Our platform continuously executes hacker breach methods to find holes in the environment before an attacker does. We not only break down common attacks into breach methods that can be executed on our continuous security validation platform, but we also come up with new techniques. In other words, we don’t simply rely on what’s known, but “play the hacker” and think one step ahead. We want to anticipate the hacker’s next move rather than simply respond to it.

As part of our exfiltration research activities , Itzik and I engaged in a month-long dialogue going back and forth with ideas, concepts and counter attacks. One day this discussion led us to the concept of “perfect exfiltration”.

At the time, we didn’t quite know what it would encompass, but we were determined to find out. Now, when considering exfiltration data from an enterprise, it makes sense to look for covert channels that can be used by internal entities to send data to external entities outside of those channels managed and authorized by the enterprise. If exfiltration is conducted over authorized channels, security policy (implemented through security products) is likely to detect and prevent the act.

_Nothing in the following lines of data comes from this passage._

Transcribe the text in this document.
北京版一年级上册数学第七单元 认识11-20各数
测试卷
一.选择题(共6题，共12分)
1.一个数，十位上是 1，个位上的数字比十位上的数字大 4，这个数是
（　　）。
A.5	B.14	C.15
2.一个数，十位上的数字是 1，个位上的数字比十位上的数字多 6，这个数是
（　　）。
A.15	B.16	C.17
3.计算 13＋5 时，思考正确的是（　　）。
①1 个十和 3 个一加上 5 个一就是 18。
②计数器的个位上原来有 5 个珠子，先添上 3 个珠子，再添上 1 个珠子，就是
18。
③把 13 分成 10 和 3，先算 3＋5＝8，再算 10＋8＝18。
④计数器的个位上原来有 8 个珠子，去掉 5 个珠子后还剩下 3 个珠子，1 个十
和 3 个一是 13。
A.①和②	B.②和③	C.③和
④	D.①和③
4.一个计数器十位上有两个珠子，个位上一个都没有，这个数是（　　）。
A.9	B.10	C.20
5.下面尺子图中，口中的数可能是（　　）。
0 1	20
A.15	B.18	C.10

We determined we needed an approach that:

  • Should be able to resist normal network monitoring detection by the enterprise
  • Should not trigger any behavioral alerts or anomalies, under the assumption that the enterprise will have an understanding of normal Internet usage (IP addresses, reputation) and its corporate users (profiles, typical network “habits”, etc)
  • Should not require special software (beyond a popular browser), and can be implemented manually.

Altogether, we came up with a list of ten requirements, what we’re calling the “ten commandments” that our perfect exfiltration technique had to meet.

Eventually, we found a technique (or rather, a family of techniques) based on regular (HTTP) browsing, some of them with caching involved, that fulfills all “ten commandments”. This approach uses very low throughput, in a manner indistinguishable from genuine traffic and unlikely to raise suspicions that data is being leaked, even with analysis of enterprise network traffic.

Sounds too good to be true? Join us at Hack In the Box and find out. Our talk will discuss all of the “Ten Commandments” we defined as requirements to achieve the “perfect exfiltration”. We then deep dive into our family of techniques and demo how this can be achieved within the typical organization.

Our objective is not only to demonstrate an innovative breach technique but hopefully shine a light on the importance of always pushing the envelope when it comes to security. The only way to properly battle relentless and highly-motivated attackers is by continuously validating your security risks, challenging your security controls and innovating how you secure your environment.